Daneshgari appealed. The Court of Appeals—invoking two Supreme Court decisions that predated enactment of the RCA—held that a trial court may not use its equitable powers, or even its contempt powers, to extend a noncompete beyond its expiration date. To do so, it held, would be to impermissibly rewrite the parties’ noncompete agreement. In the first of the Supreme Court cases that Daneshgari considered—Coffee Systems of Atlanta v. Fox, 227 Ga. 602 (1971)—the Court rejected the argument that the pendency of a lawsuit tolled a noncompete agreement’s one-year restrictive period. In the other case, Electronic Data Systems Corp. v. Heinemann, 268 Ga. 755 (1997), the Court “refused to overrule Coffee Systems, and again rejected the argument that when a party sues to enforce a noncompete agreement, the litigation itself should toll the terms of the agreement.” Daneshgari, 2021 WL 4900514, at *3 (emphasis in original). As the Heinemann court stated, “[t]he courts should hesitate to rewrite private contracts. Judicially providing a tolling provision would effect such a rewrite.” Heinemann, 268 Ga. at 757. This is the rationale the Daneshgari court found persuasive.
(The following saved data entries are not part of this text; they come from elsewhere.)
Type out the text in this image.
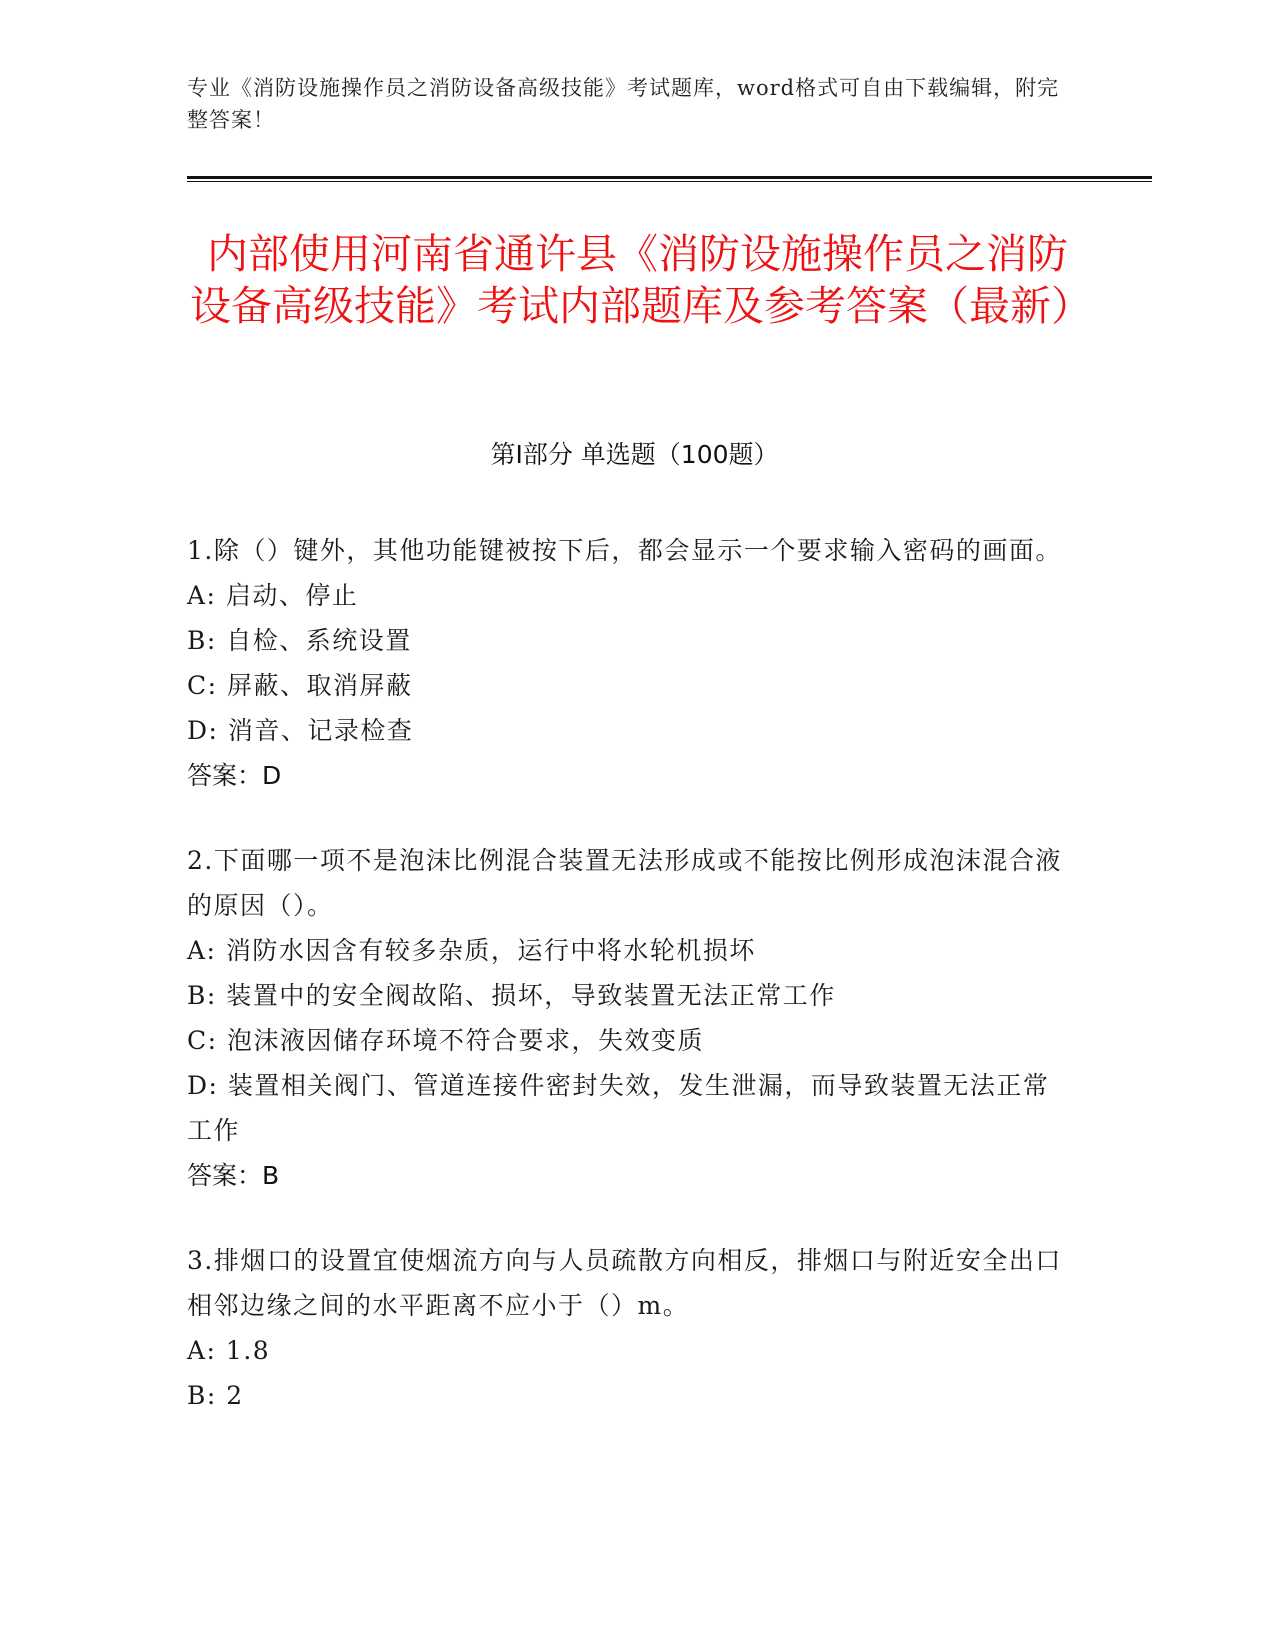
专业《消防设施操作员之消防设备高级技能》考试题库，word格式可自由下载编辑，附完整答案！
内部使用河南省通许县《消防设施操作员之消防设备高级技能》考试内部题库及参考答案（最新）
第I部分 单选题（100题）
1.除（）键外，其他功能键被按下后，都会显示一个要求输入密码的画面。
A: 启动、停止
B: 自检、系统设置
C: 屏蔽、取消屏蔽
D: 消音、记录检查
答案：D
2.下面哪一项不是泡沫比例混合装置无法形成或不能按比例形成泡沫混合液的原因（）。
A: 消防水因含有较多杂质，运行中将水轮机损坏
B: 装置中的安全阀故陷、损坏，导致装置无法正常工作
C: 泡沫液因储存环境不符合要求，失效变质
D: 装置相关阀门、管道连接件密封失效，发生泄漏，而导致装置无法正常工作
答案：B
3.排烟口的设置宜使烟流方向与人员疏散方向相反，排烟口与附近安全出口相邻边缘之间的水平距离不应小于（）m。
A: 1.8
B: 2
It is frequently argued in noncompete cases that the restrictive period should be tolled—either because of the pendency of litigation to enforce the noncompete or because of the defendant’s continued violation of the covenant. To the extent any doubt remained about the viability of such arguments, Daneshgari seems to resolve it. After all, the defendant’s conduct in Daneshgari was about as extreme as one is likely to encounter—he continued violating the noncompete despite not only the pendency of litigation, but also an injunction and contempt order prohibiting him from doing so. The lesson: going forward, don’t count on a Georgia court extending the duration of a noncompete or other restrictive covenant.